EMEA: Net sales of $685 million improved 14.7% year over year with a 12.4% favorable currency impact. Organically, sales were up 2.3%. Volume/mix inched up 2.8% on robust consumption gains in condiments, sauces and foodservice, and also owing to a strong soup season in the U.K. However, pricing declined 0.5% due to more promotional activity in infant nutrition, primarily in Italy.

Rest of World (comprising Latin America and APAC): Net sales of $767 million decreased 0.2% from the prior-year quarter due to a 3.2% currency headwind. Organically, sales grew 3% on 4.3% higher pricing. Volume/mix decreased 1.3%.

Financials

Kraft Heinz ended the quarter with cash and cash investments of $1.8 billion, as of Mar 31, 2018 compared with $1.6 billion as of Dec 31, 2017.

2018 Views

Second quarter is expected to face similar headwinds as seen in the first quarter, with an approximate 1.5% negative impact on volumes from Ore-Ida, Planters, and cold cuts; 1.2% from the combination of trade phasing and Easter shift; and 50 bps impact of base consumption.

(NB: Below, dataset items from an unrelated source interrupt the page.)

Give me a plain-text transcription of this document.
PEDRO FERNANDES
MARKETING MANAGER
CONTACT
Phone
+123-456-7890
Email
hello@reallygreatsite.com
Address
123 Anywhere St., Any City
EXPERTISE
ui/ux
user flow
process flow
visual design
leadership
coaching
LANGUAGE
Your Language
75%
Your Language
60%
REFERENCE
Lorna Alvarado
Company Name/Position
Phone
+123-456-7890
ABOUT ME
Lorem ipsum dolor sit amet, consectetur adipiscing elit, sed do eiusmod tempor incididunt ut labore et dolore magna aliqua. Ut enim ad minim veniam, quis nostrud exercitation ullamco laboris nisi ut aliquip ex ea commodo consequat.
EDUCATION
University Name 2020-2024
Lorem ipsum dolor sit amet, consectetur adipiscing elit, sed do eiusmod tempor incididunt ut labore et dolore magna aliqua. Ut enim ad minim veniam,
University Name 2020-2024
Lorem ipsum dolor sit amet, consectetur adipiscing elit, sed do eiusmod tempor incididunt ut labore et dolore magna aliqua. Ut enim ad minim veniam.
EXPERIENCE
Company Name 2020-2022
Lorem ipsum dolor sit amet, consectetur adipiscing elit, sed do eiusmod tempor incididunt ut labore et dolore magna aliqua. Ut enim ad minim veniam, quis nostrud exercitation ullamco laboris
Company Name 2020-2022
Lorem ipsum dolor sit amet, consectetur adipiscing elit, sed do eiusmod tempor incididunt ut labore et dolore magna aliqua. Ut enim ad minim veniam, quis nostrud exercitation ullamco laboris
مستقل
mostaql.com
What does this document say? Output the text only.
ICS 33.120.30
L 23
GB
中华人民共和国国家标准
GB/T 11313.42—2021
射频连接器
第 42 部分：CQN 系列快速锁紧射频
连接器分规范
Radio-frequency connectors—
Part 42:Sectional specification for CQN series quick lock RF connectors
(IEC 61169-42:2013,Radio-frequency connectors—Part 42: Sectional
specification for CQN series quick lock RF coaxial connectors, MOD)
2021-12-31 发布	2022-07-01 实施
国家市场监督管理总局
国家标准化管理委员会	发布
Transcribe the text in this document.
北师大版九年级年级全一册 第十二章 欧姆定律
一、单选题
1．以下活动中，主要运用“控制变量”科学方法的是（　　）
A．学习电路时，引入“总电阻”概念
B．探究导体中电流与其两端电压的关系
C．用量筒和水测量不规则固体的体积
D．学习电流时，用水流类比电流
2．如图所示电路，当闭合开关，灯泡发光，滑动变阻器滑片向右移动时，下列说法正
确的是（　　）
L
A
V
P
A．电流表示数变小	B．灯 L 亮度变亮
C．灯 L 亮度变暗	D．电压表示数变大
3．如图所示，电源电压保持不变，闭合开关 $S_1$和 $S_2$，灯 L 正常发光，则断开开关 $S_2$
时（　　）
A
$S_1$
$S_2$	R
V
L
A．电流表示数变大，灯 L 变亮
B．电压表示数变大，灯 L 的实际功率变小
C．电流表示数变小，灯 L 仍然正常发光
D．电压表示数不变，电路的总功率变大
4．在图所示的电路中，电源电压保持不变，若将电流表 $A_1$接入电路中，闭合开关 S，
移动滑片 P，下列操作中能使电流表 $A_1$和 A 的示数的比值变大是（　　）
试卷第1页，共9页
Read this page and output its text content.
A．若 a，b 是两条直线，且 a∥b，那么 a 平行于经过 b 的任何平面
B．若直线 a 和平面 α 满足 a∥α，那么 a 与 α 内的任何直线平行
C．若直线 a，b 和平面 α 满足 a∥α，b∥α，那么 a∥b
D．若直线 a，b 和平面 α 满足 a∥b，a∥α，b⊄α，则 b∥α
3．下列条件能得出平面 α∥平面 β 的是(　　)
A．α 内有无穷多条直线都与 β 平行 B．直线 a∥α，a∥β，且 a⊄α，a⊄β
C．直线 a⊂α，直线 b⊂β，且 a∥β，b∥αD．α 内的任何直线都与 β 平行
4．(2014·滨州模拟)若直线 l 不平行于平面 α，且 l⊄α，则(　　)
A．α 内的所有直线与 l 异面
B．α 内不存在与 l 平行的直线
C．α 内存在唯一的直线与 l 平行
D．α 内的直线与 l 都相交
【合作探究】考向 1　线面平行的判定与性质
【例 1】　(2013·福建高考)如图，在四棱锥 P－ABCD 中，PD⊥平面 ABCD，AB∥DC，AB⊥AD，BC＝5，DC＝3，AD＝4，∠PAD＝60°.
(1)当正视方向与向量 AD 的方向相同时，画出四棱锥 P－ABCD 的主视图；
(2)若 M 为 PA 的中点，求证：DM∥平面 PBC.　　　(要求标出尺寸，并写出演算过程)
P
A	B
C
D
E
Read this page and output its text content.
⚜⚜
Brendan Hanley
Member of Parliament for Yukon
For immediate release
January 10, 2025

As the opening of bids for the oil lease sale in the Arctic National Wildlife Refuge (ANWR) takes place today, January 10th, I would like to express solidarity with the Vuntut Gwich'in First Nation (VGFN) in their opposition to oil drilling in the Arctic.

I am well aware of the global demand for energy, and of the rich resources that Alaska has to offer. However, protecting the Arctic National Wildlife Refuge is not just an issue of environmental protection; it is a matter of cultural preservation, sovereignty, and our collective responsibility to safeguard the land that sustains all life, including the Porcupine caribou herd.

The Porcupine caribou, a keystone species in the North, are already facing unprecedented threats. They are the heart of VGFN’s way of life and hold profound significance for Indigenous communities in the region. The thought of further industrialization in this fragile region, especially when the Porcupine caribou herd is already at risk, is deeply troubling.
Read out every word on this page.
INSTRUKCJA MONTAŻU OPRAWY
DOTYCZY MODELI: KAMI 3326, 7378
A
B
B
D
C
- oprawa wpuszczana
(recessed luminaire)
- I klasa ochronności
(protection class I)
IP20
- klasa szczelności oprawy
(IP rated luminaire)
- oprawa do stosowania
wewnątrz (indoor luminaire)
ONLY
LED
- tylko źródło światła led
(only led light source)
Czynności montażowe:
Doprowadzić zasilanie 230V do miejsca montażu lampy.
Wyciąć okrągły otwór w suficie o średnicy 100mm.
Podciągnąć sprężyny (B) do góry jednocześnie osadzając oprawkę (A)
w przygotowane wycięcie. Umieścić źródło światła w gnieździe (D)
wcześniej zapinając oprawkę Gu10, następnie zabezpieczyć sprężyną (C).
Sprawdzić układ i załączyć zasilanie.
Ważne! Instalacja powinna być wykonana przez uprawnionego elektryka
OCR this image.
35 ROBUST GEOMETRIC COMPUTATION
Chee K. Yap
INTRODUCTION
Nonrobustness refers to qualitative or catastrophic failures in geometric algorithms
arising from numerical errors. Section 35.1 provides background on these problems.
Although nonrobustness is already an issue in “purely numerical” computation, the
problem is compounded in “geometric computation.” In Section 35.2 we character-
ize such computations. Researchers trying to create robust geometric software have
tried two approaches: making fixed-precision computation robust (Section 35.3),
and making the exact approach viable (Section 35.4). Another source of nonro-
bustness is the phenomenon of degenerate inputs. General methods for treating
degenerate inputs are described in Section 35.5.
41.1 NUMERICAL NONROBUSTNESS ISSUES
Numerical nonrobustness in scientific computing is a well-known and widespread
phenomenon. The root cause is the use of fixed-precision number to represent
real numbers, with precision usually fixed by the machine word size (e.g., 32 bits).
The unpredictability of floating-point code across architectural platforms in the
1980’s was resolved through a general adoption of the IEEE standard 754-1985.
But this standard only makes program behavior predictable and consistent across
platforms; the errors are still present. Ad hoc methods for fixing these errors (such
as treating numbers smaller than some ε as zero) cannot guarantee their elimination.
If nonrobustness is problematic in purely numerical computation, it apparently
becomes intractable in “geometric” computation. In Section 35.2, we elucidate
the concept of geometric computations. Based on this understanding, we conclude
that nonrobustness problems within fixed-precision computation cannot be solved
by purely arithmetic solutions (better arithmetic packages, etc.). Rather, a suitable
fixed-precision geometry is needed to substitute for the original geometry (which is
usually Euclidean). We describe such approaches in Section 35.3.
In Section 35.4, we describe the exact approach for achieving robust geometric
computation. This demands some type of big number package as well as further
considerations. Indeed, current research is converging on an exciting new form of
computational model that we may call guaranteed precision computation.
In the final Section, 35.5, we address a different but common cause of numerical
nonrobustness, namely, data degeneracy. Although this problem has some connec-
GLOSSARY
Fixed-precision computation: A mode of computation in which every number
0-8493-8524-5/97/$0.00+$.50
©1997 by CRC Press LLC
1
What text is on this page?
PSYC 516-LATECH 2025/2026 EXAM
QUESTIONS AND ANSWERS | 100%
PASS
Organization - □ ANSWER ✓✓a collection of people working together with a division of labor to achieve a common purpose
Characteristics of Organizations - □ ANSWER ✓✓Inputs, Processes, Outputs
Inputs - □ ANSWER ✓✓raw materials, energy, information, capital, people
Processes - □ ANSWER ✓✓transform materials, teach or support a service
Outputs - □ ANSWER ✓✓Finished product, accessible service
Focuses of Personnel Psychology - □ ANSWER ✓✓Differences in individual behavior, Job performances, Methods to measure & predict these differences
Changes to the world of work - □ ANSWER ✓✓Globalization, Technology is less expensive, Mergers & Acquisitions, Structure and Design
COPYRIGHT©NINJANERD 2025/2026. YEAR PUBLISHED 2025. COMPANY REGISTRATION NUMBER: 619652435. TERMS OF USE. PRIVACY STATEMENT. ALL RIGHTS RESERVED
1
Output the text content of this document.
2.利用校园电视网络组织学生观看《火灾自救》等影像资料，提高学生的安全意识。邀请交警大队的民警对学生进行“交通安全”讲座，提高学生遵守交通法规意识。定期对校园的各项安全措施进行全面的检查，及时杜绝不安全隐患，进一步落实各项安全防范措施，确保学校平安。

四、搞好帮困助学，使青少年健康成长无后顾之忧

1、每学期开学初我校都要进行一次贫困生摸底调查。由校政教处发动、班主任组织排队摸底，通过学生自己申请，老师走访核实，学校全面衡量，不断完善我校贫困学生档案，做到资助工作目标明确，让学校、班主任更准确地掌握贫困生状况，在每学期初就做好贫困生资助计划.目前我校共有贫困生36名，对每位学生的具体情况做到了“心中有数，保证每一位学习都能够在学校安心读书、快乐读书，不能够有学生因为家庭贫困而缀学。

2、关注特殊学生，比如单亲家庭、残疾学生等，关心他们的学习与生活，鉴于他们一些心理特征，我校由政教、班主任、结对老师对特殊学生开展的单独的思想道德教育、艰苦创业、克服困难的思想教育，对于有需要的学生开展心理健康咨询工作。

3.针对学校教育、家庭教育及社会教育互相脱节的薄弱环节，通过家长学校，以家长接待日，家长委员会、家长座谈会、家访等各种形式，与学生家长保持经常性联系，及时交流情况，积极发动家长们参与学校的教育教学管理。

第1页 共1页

While second-quarter sales growth is expected to be moderate owing to the above-mentioned factors, along with the lack of a repeating inventory build in cheese and lower programming in condiments, benefits from innovation should gather momentum during the second half of 2018 with improving consumption trends.

Management remains optimistic about the innovation pipeline for the back half of the year. Kraft Heinz will launch more new items in the second half of 2018 and these are also expected to “stick” better with consumers, given a more aggressive go-to-market strategy and better targeted, data-driven marketing.

Overall, the company continues to expect 2018 to be a year in which just less than half of its net sales and EBITDA will be delivered in the first half of the year and more than half in the second half.

How Have Estimates Been Moving Since Then?

In the past month, investors have witnessed a downward trend in fresh estimates. There has been one revision higher for the current quarter compared to six lower.

The Kraft Heinz Company Price and Consensus

 

VGM Scores

At this time, KHC has an average Growth Score of C, however its Momentum is doing a bit better with a B. The stock was allocated a grade of C on the value side, putting it in the middle 20% for this investment strategy.

Overall, the stock has an aggregate VGM Score of C. If you aren't focused on one strategy, this score is the one you should be interested in.

Based on our scores, the stock is more suitable for momentum investors than those looking for value and growth.

Outlook

Estimates have been broadly trending downward for the stock and the magnitude of these revisions indicates a downward shift. Interestingly, KHC has a Zacks Rank #3 (Hold). We expect an in-line return from the stock in the next few months.